Do you remember growing a plant from a seed in the elementary classroom of your youth? There's probably a good reason why you do! In learning the life cycle of a plant, you began to apply that knowledge to the world around you. Whether your class is surrounded by skyscrapers or the centerpiece of a corn field, nature supplies several materials for making a class's time spent outside worthwhile.

Bring your youngsters outside to discover some of the most basic skills in math and science. Begin by gathering collections of outdoor artifacts. Direct students on a scavenger hunt to find a variety of specimens from their environment. Discuss the items outside or take them indoors to construct a sensory garden or a terrarium. Besides learning to identify common features of the surrounding environment, here is an opportunity to introduce the fundamentals of the divisions and classifications of the plant and animal kingdoms.

An introduction to the scientific method will lead to greater experimentation helping to strengthen skills in science and critical thinking. Carry along notebooks and pencils on your outside adventure to diagram the life cycles of trees and plants flourishing in the school yard. Is anything growing yet? What observation skills can kids put to use? Model how to question the changes taking place. Encourage your students to formulate a hypothesis about what may develop in the soil over the course of a few days or a week and then record that information in a journal.

Save sunny days for lessons on evaporation. Study wind force on breezy days. Check your rain gauges—constructed in class during arts and crafts—on days following storms. Every day is perfect for discussions on emergency preparedness and personal safety.

As the students progress through their education, their outdoor objectives become more complex. Gather a magnifying glass and a sheet of paper to harness the sun's power to produce fire. Round up a dozen tape measures to find the height of trees, poles, and playground equipment by using their shadows. What experiments can be done in water filtration? Test your class's ability to correctly identify the area's flora and fauna. Observe clouds and discuss their types.

By the time students reach middle school, we hope they are practicing safe habits when in the sun. Round up a few varieties and various SPF levels of sunscreen to test their effectiveness on leather straps. Not only can a lesson like this address standards in science and math, these lessons are ones that can have powerful impacts on students' overall health.

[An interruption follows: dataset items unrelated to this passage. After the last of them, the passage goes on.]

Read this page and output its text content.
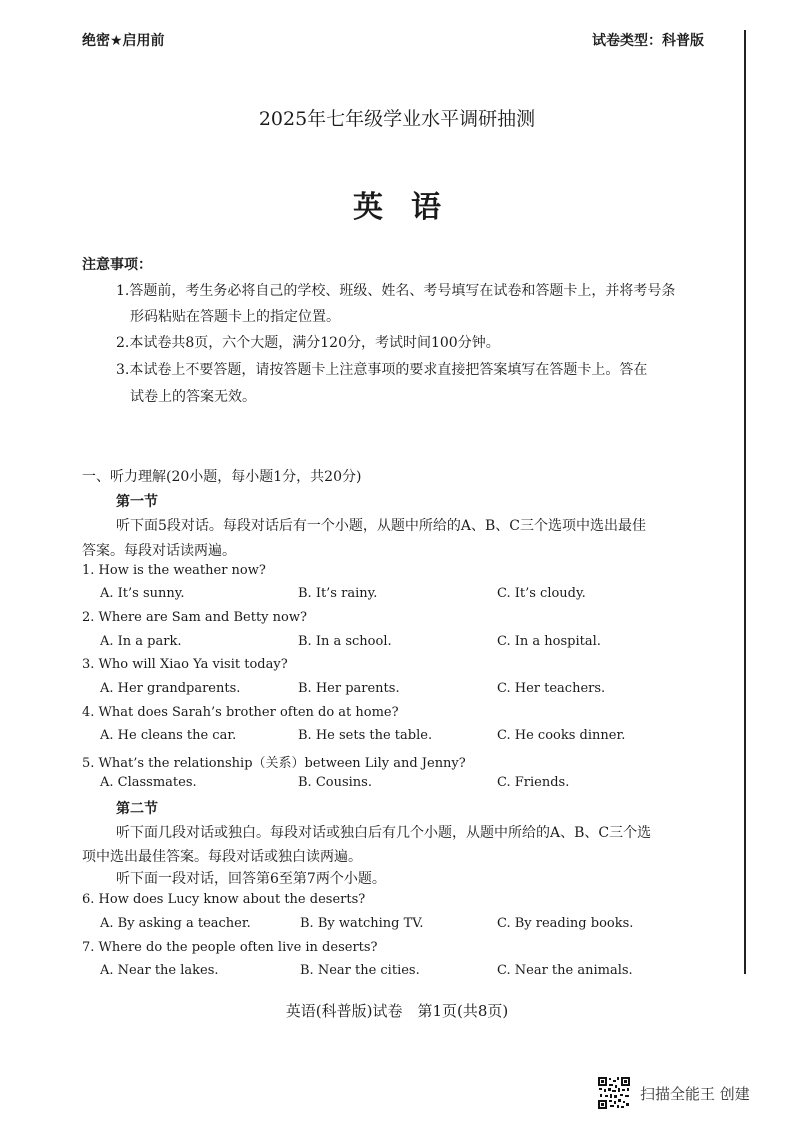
绝密★启用前	试卷类型：科普版
2025年七年级学业水平调研抽测
英语
注意事项：
1.答题前，考生务必将自己的学校、班级、姓名、考号填写在试卷和答题卡上，并将考号条
形码粘贴在答题卡上的指定位置。
2.本试卷共8页，六个大题，满分120分，考试时间100分钟。
3.本试卷上不要答题，请按答题卡上注意事项的要求直接把答案填写在答题卡上。答在
试卷上的答案无效。
一、听力理解(20小题，每小题1分，共20分)
第一节
听下面5段对话。每段对话后有一个小题，从题中所给的A、B、C三个选项中选出最佳
答案。每段对话读两遍。
1. How is the weather now?
A. It’s sunny.	B. It’s rainy.	C. It’s cloudy.
2. Where are Sam and Betty now?
A. In a park.	B. In a school.	C. In a hospital.
3. Who will Xiao Ya visit today?
A. Her grandparents.	B. Her parents.	C. Her teachers.
4. What does Sarah’s brother often do at home?
A. He cleans the car.	B. He sets the table.	C. He cooks dinner.
5. What’s the relationship（关系）between Lily and Jenny?
A. Classmates.	B. Cousins.	C. Friends.
第二节
听下面几段对话或独白。每段对话或独白后有几个小题，从题中所给的A、B、C三个选
项中选出最佳答案。每段对话或独白读两遍。
听下面一段对话，回答第6至第7两个小题。
6. How does Lucy know about the deserts?
A. By asking a teacher.	B. By watching TV.	C. By reading books.
7. Where do the people often live in deserts?
A. Near the lakes.	B. Near the cities.	C. Near the animals.
英语(科普版)试卷　第1页(共8页)
扫描全能王 创建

From counting pebbles in elementary to practical applications in geometry or algebra, being outdoors during springtime is a welcome break. Keep in mind the new rules and procedures that must be taught to students prior to exiting the building. Don't be surprised if a sudden change in behavior occurs the moment some kids step out from under the school's artificial light. Rein in their energy with a vigorous walk or a few jumping jacks. Before teachers begin the outside lesson, the students' attention must refocus. Help their minds settle a moment before beginning the lesson. Invite them to listen to the environment, and then proceed with your planned activity.

In addition to new classroom management preparations, teachers must consider how the change in classroom environment may affect students with disabilities and health concerns. Do you know who has seasonal allergies? Before taking a class outside, review students' medical information. Pollens, bees, and mosquitoes are potential threats we don't often see in the classroom, but they may be lurking outside.

Along with keeping safe the individuals in your classroom, be sure to inform your colleagues and supervisors of your whereabouts. The school needs to know this in the case of an emergency like a fire. Likewise, bring your class roster and take attendance before and after your outdoor journey. You never know when someone may make a mad dash for the hills! Spring fever hits some people hard; check to make sure you return to class with the same people who left.

Use the environment to boost your students' learning opportunities this spring. It will be a change in pace, but it won't be a time-out from education. Exercise your body and mind with a class trip to the educational great outdoors!